27 Mayıs 1960 darbesi sonrası cuntacılar, Diyanet İşleri Başkanlığını kontrol etmek için başkan yardımcılığına emekli bir asker getirerek, darbenin meşrÛ olduğu, halka Âyet ve hadislerle faziletlerinin anlatılması istendi.
27 Mayıs darbesinin ardından emekli Tuğgeneral Sadettin Evrin, Diyanet İşleri Başkan Yardımcılığı görevine getirilirken, müftülüklere gönderilen tamimlerde darbenin meşrû olduğunun halka anlatılması talep edildi. Başbakan Adnan Menderes ile bakanlar Fatin Rüştü Zorlu ve Hasan Polatkan’ın idam edildiği 27 Mayıs darbesinin üzerinden 59 yıl geçti. Türk siyasî hayatında millî iradeye yönelik ilk askerî müdahale olan 27 Mayıs, demokrasiyi kesintiye uğratan darbeler zincirinin ilk halkası olarak toplumsal yapı üzerinde de derin yaralar açtı. 27 Mayıs sonrası darbecilerin müdahale ettiği kurumlardan birisi de Diyanet İşleri Başkanlığı oldu. Darbecilerin ilk yaptığı işlerden birisi de 10 yıl kadar başkanlık yapan Eyüp Sabri Hayırlıoğlu’nu baskıyla emekli etmek oldu. Arşiv belgeleri ve kaynaklardan derlenen bilgilere göre darbecilerin stratejik gördüğü Diyanet İşleri Başkan Yardımcılığı görevine emekli Tuğgeneral Sadettin Evrin getirildi. Devlet Arşivleri’nde yer alan belgeler, cuntacıların yönetiminde etkili oldukları Diyanet İşleri Başkanlığı üzerinden darbeyi meşrû gösterme çabasına girdiklerini gösteriyor.
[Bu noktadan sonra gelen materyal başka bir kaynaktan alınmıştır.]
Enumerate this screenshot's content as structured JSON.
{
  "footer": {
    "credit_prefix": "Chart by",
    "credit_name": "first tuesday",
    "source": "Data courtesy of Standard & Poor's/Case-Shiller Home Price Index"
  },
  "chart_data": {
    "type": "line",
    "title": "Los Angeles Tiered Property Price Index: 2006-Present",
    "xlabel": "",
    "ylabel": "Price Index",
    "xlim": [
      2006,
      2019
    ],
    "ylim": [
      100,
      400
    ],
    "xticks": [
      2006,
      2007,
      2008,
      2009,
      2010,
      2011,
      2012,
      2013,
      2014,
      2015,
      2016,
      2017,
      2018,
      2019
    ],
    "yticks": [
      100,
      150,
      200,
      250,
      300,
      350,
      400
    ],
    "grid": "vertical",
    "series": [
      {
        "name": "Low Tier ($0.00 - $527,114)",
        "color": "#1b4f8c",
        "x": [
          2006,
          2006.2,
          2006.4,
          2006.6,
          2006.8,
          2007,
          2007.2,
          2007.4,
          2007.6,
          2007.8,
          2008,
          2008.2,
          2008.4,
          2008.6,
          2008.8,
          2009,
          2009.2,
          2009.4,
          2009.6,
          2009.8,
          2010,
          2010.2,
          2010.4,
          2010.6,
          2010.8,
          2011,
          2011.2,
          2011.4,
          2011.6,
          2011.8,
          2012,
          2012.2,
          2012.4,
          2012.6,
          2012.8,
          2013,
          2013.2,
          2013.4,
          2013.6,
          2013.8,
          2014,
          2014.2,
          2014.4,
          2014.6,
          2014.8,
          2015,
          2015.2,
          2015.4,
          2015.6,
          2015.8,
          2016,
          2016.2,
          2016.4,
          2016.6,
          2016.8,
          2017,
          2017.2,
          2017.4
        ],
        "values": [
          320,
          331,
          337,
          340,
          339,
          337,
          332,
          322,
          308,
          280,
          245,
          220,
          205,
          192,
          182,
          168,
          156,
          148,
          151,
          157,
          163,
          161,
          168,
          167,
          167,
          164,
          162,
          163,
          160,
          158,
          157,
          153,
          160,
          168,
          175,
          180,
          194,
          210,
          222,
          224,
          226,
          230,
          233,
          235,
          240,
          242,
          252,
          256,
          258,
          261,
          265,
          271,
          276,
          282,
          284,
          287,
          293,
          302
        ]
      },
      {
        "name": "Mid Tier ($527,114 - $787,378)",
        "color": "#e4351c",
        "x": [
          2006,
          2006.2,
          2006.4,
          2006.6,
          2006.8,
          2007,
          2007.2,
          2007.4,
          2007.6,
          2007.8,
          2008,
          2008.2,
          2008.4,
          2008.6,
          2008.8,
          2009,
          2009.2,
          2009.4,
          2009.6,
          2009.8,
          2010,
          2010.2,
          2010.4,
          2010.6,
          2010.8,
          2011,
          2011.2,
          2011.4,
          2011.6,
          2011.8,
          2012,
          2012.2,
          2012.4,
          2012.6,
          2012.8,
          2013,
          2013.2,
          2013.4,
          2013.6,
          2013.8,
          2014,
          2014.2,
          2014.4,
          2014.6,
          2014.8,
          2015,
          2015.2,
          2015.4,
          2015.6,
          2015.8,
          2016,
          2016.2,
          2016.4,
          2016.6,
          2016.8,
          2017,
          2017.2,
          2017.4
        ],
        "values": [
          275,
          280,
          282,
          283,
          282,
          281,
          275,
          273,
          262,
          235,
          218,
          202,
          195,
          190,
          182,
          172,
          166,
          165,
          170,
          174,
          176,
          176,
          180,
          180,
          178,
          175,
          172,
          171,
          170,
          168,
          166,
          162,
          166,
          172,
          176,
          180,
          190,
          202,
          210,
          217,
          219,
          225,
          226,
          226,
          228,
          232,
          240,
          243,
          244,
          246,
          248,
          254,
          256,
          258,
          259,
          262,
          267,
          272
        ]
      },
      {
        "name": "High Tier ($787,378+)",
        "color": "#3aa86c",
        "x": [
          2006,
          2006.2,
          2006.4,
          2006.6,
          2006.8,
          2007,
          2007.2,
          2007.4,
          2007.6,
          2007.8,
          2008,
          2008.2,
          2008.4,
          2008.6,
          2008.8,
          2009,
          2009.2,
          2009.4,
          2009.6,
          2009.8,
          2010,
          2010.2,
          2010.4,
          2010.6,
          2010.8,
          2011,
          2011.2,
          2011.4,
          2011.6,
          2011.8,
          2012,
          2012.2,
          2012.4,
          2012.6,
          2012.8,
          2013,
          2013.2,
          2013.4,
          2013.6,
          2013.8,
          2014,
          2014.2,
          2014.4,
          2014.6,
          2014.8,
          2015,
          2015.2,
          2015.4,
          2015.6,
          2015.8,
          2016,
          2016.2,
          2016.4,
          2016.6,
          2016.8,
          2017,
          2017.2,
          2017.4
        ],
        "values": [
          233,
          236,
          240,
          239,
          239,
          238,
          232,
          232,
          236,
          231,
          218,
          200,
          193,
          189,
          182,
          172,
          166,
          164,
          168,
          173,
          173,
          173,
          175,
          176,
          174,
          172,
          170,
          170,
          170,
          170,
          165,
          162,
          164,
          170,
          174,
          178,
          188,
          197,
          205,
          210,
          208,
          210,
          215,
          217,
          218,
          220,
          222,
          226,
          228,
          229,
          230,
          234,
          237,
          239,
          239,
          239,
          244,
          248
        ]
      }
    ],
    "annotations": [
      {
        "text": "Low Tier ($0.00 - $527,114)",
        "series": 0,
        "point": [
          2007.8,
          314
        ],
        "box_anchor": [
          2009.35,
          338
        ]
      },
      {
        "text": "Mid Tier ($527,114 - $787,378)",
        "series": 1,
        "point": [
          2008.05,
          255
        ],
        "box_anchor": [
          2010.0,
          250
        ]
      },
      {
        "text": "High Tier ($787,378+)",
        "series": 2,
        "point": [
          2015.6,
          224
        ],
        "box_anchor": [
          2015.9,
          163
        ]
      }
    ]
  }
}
Hükümete destek dini vecibe
Darbenin hemen ardından Evrin imzalı il ve ilçe müftülüklerine gönderilen 4 Haziran, 28 Temmuz ve 28 Eylül 1960 tarihli belgelerde “Vaaz ve hutbelerde 27 Mayıs inkılabının taşıdığı büyük mananın halka ve köylüye kafi derecede ve ayet-hadislere istinaden anlatılması” istendi. Darbenin hemen ardından 4 Haziranda müftülüklere gönderilen tamimde 27 Mayıs darbesi “millet ve memleket hayrına yapılmış hürriyet ve inkılap hareketi” olarak nitelenip şu ifadelere yer verildi; “Bugün; yurdumuzun en ücra köşesine kadar idareyi fiilen ele alıp millî menfaatlerimizi korumak için var kuvvetiyle çalışan hükümetimize destek olmanın dinî bir vecibe teşkil ettiğini, aksine hareketin dünyada ve ahirette mesuliyeti ve hüsranı mucip olacağını vaizlerimizin vaazlarında, hatiplerimizin hutbelerinde ayet ve hadislere istinaden halkımıza duyurmanın temini ve neticeden bilgi verilmesini ehemmiyetle rica ederim.”
Hutbe emrinin uygulanması
Diyanet İşleri Başkanlığının bu genelgesi müftülükler tarafından ek bir yazı ile bütün imam, hatip, vaizlere imza karşılığı verilerek emre uygun davranmaları talep edildi. Kaynaklara göre bu emirler mülkî ve askerî yetkililer tarafından köy camilerine varıncaya kadar ısrarla takip edilerek ibadethanelerde darbe hükümetini destekleyici yönde vaazlar yaptırılıp hutbeler okundu. 28 Temmuz 1960 tarihinde müftülüklere gönderilen yazıda ise darbenin dini bakımdan “kıymet ve manasını” halka anlatmanın en mühim vazife olduğunun altı çizilerek Diyanet teşkilâtına ve teşkilat mensuplarına önemli görevler düştüğü belirtildi. Emirlerin yerine getirilmesinin sorumluluğunun müftülerde olduğu uyarısı yapılan tamimde ayrıca yapılan çalışmalarla ilgili detaylı raporlar istendi.